In long shot, a pickup truck comes to a stop in a pale salt flat near the badlands. The horizon line is almost perfectly centered, so the frame is about half salted, dry mud and half sky. A cut brings us closer to the truck, on more or less the same axis with the horizon still centered, so that the landscape doesn’t appear to move at all. (Neat trick, that.) There are 12 passengers huddled in the back of the pickup, and three border smugglers up front, called coyotes in common parlance, though not here. The engine is dead, and one of the passengers, a mechanic who’s made the illegal crossing into the United States a few times before, baldly named Moises (Gael García Bernal), declares it unfixable. The smugglers negotiate among themselves. One will stay behind, while the other two will lead the group on foot to the U.S. border, through the badlands, where they will soon find themselves hunted by an American serial killer (Jeffrey Dean Morgan) who gets off on sniping would-be migrants with a bolt-action rifle.
One peculiarity of making a movie entirely outdoors in a desert is that every shot ends up looking like it has something to say; barren landscapes always suggest myth, because nothing else could survive somewhere so unforgiving. Director and co-writer Jonás Cuarón (son of Alfonso Cuarón) calls Desierto’s villain Sam, just to settle any doubt about what he’s supposed to represent.

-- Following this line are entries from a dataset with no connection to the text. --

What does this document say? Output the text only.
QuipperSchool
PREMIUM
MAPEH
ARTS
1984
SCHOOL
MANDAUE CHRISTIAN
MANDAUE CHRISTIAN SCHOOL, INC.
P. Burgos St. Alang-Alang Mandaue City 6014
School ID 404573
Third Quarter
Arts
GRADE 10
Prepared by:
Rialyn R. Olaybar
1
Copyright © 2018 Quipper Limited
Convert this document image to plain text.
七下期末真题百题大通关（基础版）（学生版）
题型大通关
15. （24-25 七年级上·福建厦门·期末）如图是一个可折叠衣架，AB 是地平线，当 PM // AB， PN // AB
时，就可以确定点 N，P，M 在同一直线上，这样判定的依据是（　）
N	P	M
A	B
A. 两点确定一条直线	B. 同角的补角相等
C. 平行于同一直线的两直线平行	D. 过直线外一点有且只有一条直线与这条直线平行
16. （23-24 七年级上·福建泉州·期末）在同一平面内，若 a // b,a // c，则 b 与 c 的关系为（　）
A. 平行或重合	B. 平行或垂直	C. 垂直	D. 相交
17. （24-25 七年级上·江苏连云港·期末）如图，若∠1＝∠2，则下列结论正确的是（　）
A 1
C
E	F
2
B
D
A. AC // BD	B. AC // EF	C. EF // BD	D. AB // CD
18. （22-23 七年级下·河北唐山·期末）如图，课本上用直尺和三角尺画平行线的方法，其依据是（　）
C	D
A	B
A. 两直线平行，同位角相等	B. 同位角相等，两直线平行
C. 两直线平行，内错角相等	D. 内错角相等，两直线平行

He rumbles across the terrain in his lifted Silverado, with a small Confederate Army flag flapping off the back and his beloved German shepherd, Tracker, in the passenger seat. From a high bleached rock, he begins to fire, cigarette still dangling from his lip, targets disoriented by echoes and the blinding midday sun. One could easily imagine Desierto as a lost exploitation film from the 1970s—better made than most, but not an exceptional example. The basics are all there: a detour, an unfriendly local, lengths taken to survive, blood and guts, the occasional shock of a bullet hitting a body out of nowhere.
Call it “bordersploitation.” As in so many of those scratched-up B films of eras past, what matters is the cultural anxiety exploited to fulfill the movie’s quota of cheap thrills. Cuarón’s visual style leans on wide-angle lenses to wrap the sweaty, bloodied survivors and their psychopathic pursuer in vast remote, ragged space; the scale of the badlands is much clearer than their geography, which gets confused by the continually changing direction of the chase. Everyone might as well be nameless, since they have nothing to say to each other beyond the perfunctory. All they have are gut feelings: survival instinct, deep-seated hate. But as Moises leads a dwindling handful of survivors over rocks and down narrowing ravines, they enact an allegory of migration, lost on their way to the promised land and hunted by a madman who doesn’t manifest cross-border tension so much as represent everything scary about the more violent fantasies of American isolation.